Hoy seguimos en plena contrarrevolución y el proletariado sufre los efectos de una depresión política y económica sin parangón. Pero las condiciones de existencia de la burguesía dependen cada vez más de las condiciones de existencia del proletariado que, más allá de un cierto límite de explotación, miseria, hambre y muerte, se verá inexorablemente empujado a levantarse y a aceptar el desafío en el terreno contrarrevolucionario que es, como bien señaló Marx, también terreno revolucionario. Tal vez no esté tan lejos el momento de una convulsión social telúrica desde los países de la periferia del imperialismo hacia los grandes países imperialistas.

 


 

(1) Joseph Weydemeyer (1816-1866), exponente del movimiento obrero alemán y estadounidense; participó en la revolución de 1848-49 en Alemania después de servir como teniente de artillería en el ejército prusiano; fue miembro de la Liga Comunista en 1850 y 1851; después de servir como editor de la revista Neue Deutsche Zeitung, emigró a América, donde participó en la Guerra Civil estadounidense como coronel del ejército del Norte. Propagó el marxismo, junto con Adolf Cluss, que también fue miembro de la Liga Comunista de Maguncia y que más tarde emigró a América. Ambos mantuvieron una estrecha correspondencia con Marx y Engels.

(2) Véase Marx a Weydemeyer, 5 de marzo de 1852, en Obras seleccionadas, vol. II, Ed. Progreso

(3) Marx, en su El 18 Brumario de Luis Bonaparte, retomado por Lenin en Estado y Revolución, a propósito del Estado, y después de haber examinado todos los aspectos que condujeron al golpe de Estado de Luis Bonaparte, escribe «La primera Revolución Francesa, a la que se le impuso la tarea de romper todos los poderes independientes de carácter local, territorial, de ciudad y de provincia, para crear la unidad burguesa de la nación, tuvo necesariamente que desarrollar lo que la monarquía absoluta había comenzado: la centralización y al mismo tiempo tuvo que desarrollar la amplitud, las atribuciones y los instrumentos del poder gubernamental. Napoleón llevó este mecanismo del Estado a la perfección. La monarquía legítima y la monarquía de julio no añadieron nada más que una mayor división del trabajo, que se desarrolló de la misma manera que la división del trabajo dentro de la sociedad burguesa creó nuevos grupos de interés y, por tanto, nuevo material para la administración del Estado.
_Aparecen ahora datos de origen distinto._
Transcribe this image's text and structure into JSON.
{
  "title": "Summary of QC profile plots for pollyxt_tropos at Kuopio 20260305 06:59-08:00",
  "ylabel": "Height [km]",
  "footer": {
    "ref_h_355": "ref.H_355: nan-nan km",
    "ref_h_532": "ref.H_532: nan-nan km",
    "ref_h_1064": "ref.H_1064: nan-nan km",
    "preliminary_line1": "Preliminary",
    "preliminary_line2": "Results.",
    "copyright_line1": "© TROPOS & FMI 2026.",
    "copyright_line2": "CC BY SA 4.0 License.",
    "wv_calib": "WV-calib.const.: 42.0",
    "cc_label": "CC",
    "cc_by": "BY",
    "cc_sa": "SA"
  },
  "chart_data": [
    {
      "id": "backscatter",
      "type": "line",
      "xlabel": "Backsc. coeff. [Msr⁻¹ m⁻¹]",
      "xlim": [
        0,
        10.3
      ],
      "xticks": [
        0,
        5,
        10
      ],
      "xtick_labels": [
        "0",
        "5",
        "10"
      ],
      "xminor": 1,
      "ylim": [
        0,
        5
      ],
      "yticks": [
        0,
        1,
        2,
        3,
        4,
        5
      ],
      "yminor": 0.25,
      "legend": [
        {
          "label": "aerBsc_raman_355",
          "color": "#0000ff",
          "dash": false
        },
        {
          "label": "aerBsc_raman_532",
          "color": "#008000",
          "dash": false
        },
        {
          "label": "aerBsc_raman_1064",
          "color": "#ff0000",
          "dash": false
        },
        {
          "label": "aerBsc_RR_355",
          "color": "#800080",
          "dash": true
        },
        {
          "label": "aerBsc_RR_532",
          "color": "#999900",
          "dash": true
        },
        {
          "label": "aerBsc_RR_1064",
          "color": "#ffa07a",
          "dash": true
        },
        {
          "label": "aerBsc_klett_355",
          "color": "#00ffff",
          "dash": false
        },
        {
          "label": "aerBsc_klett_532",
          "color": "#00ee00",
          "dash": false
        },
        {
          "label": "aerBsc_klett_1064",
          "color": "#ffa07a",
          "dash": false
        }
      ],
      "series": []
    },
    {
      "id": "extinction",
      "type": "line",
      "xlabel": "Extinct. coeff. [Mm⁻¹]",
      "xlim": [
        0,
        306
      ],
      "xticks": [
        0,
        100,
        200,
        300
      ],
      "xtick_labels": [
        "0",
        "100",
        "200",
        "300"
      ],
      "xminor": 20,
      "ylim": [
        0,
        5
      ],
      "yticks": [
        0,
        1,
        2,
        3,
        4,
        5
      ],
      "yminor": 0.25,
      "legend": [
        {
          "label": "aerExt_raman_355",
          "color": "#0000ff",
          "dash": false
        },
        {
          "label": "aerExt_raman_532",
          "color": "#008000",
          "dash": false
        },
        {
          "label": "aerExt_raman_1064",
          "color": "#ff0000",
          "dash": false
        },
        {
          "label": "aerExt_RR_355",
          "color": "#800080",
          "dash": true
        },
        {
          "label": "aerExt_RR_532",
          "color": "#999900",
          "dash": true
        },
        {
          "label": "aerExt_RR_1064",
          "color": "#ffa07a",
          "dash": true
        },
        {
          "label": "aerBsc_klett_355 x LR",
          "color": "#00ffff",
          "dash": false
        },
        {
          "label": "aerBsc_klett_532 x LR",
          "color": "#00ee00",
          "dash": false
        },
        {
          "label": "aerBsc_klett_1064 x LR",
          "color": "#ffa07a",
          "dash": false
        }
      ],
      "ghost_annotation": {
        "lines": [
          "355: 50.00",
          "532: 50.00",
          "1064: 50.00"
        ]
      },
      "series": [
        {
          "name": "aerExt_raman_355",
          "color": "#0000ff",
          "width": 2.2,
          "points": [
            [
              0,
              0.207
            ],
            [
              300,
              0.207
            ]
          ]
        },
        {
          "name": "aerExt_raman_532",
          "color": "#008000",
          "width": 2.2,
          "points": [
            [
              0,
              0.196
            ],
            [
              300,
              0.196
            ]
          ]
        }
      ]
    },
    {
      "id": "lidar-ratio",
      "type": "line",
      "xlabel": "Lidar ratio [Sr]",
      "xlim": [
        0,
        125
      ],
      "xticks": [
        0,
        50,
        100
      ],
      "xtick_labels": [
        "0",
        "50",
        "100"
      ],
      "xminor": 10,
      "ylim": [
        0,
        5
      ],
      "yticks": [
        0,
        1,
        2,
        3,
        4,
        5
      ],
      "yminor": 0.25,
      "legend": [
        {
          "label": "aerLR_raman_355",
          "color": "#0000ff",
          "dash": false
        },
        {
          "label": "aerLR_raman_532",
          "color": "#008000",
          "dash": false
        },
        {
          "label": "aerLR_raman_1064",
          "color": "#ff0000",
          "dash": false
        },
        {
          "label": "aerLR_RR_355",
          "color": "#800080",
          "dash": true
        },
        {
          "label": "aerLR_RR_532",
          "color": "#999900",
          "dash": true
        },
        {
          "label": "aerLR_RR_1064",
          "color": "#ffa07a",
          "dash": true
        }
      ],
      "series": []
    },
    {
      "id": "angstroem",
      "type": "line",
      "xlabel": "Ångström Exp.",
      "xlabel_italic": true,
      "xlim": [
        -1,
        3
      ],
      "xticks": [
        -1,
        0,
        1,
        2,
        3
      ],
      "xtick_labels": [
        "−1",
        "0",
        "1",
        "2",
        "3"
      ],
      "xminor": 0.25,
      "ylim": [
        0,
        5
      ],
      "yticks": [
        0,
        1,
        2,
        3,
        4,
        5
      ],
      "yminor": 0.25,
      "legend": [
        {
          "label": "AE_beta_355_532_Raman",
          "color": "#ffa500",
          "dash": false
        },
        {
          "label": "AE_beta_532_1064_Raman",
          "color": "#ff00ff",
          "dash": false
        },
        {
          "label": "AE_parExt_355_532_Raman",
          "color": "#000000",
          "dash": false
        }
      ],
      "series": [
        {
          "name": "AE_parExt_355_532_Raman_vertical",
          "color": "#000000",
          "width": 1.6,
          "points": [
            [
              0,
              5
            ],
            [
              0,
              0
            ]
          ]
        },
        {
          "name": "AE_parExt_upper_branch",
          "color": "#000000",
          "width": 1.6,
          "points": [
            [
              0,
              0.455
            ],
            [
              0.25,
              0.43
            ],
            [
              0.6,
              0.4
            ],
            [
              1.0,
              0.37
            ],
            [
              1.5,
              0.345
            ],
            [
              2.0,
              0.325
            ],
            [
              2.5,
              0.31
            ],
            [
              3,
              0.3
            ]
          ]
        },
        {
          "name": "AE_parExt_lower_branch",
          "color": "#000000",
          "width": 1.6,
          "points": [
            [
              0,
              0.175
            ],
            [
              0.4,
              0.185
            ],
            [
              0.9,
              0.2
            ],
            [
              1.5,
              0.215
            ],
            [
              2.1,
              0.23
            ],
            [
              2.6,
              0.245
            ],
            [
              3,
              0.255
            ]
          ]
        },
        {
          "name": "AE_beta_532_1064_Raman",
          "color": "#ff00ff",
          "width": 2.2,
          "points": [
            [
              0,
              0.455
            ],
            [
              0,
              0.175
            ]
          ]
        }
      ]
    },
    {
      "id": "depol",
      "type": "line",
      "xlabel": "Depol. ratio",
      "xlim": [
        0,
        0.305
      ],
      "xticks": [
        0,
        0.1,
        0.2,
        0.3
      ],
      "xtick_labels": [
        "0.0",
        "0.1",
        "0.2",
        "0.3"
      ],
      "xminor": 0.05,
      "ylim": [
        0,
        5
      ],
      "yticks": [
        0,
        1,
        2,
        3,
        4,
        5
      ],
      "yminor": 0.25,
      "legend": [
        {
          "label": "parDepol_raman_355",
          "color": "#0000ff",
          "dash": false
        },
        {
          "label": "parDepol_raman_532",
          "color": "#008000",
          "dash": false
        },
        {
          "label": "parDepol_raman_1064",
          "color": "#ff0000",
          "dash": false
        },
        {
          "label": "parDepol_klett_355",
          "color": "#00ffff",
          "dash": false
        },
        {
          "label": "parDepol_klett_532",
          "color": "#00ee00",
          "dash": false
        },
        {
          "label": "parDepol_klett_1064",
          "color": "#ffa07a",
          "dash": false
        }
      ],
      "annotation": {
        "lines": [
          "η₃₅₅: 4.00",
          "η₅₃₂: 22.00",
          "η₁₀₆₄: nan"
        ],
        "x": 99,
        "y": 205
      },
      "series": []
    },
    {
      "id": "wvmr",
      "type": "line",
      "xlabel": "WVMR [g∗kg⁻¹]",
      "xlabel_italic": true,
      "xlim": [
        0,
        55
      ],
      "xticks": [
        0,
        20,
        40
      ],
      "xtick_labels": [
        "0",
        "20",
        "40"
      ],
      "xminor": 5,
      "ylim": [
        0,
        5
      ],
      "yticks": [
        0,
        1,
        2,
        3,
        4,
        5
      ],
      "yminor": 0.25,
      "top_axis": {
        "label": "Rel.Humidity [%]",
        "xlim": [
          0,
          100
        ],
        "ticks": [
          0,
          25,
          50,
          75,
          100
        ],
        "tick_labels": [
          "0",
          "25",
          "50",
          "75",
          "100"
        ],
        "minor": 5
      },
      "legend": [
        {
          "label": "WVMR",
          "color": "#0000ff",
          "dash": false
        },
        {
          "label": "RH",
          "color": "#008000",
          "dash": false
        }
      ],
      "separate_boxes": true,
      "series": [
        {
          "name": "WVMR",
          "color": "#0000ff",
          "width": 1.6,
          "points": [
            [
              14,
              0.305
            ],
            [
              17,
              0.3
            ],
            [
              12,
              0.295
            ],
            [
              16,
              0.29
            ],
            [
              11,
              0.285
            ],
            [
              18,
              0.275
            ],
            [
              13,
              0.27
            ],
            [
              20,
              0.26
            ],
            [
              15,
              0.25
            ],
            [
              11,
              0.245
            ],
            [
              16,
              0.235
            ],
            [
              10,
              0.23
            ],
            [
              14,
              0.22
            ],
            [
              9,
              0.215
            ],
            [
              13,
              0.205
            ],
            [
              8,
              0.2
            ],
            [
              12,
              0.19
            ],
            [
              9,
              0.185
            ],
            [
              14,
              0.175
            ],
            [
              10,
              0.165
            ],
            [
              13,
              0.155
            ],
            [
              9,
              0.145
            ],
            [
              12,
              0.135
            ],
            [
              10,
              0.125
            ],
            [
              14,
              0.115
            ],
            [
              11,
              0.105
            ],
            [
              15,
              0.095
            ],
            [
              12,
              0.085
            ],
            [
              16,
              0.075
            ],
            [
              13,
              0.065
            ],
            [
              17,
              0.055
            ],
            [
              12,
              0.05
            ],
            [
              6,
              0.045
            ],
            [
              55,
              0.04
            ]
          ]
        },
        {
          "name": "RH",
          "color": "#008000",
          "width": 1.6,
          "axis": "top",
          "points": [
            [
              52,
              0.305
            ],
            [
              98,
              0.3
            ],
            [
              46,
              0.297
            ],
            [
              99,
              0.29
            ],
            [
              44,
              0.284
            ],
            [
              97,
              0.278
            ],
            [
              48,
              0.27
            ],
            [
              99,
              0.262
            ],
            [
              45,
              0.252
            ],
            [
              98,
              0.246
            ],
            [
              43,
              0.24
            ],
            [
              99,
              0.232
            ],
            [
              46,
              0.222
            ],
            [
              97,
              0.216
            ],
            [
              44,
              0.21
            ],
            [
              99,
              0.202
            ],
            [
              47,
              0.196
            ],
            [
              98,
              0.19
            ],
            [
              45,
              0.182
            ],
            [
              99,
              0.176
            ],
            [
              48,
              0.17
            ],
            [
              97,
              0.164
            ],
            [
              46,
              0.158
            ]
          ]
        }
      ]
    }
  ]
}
Todo interés común se desprende inmediatamente de la sociedad y se contrapone a ella como un interés general y superior, arrancado de la iniciativa individual de los miembros de la sociedad y convertido en objeto de la actividad gubernamental, empezando por los puentes, los edificios escolares y los bienes comunales de la más pequeña aldea, y terminando por los ferrocarriles, el patrimonio nacional y la Universidad de Francia. Finalmente, la república parlamentaria se vio obligada a reforzar los instrumentos y la centralización del poder estatal en su lucha contra la revolución, junto con las medidas represivas. Todas las convulsiones políticas no han hecho más que perfeccionar esta máquina en lugar de romperla. Los partidos que posteriormente lucharon por el poder consideraron la posesión de este enorme edificio del Estado como el principal botín del vencedor», Ediciones Progreso, 1964, p. 206-7.

(4) Véase F. Engels, Antidühring, Fundación Federico Engels, Madrid 2014.

(5) Véase Lenin, El Estado y revolución, Alianza Editorial, Madrid, 2006.

(6) Véase F. Engels, Antidühring, cit.

(7) Ibid.

(8) Véase K. Marx, La burguesía y la contrarrevolución, Neue Rheinische Zeitung, nº 165, 10 de diciembre de 1848, en Marx-Engels, Periodismo Revolucionario, Editorial Roca, Madrid 1975.